Le tappezzerie delle pareti, gli affreschi dei soffitti, i grandi specchi saldati nel muro, le statue innalzate sui loro piedestalli nel dolce riposo delle nicchie, tutto parlava dell’antica magnificenza e dell’uso cui quelle sale erano destinate.

A poco a poco la sua fantasia, eccitata dalla solitudine e dalla veglia, si popolò d’immagini fantastiche, e cercò di delineare a grandi tratti qualcuno dei quadri smaglianti e pieni di vita ch’erano stati chiusi in quelle cornici. Dalle ampie finestre, dagli splendidi affreschi, dalle ombre dei muri, uscivano voci che raccontavano di feste colossali, di banchetti, di avventure dolci e terribili. Chi sa quante coppie innamorate avevano sostato davanti a quel grande specchio, ora un po’ annerito! Chi sa quante belle ambiziose vi avevano ammirato il trionfo delle loro forme! Che cosa indefinibile è un ballo di signori!...

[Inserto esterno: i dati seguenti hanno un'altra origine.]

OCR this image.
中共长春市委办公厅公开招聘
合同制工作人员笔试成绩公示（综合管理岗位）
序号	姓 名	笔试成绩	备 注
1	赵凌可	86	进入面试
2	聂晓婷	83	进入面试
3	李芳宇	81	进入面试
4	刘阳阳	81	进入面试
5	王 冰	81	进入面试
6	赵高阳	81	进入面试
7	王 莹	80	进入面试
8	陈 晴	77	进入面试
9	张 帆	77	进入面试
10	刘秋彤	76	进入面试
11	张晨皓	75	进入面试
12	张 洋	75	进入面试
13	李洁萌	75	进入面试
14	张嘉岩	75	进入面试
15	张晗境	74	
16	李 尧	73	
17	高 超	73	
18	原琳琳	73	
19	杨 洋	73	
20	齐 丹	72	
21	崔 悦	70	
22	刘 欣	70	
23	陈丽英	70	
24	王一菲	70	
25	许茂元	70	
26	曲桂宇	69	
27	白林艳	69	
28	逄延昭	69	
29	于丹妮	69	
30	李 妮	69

Ernestina, non aveva mai ballato; non sapeva ballare. Ma qualche volta, come spettatrice, aveva veduto, osservato e indovinato una quantità di cose. Si ricordava una certa coppia formata da due giovani, belli, che si tenevano stretti e volavano via come il vento. Ella aveva chiesto ingenuamente chi erano quei due sposi che si volevano tanto bene, e la gente intorno a lei s’era messa a ridere e a bisbigliare. Più tardi aveva saputo che non erano sposi, ma cugini, e che la signora era maritata con un altro e già madre.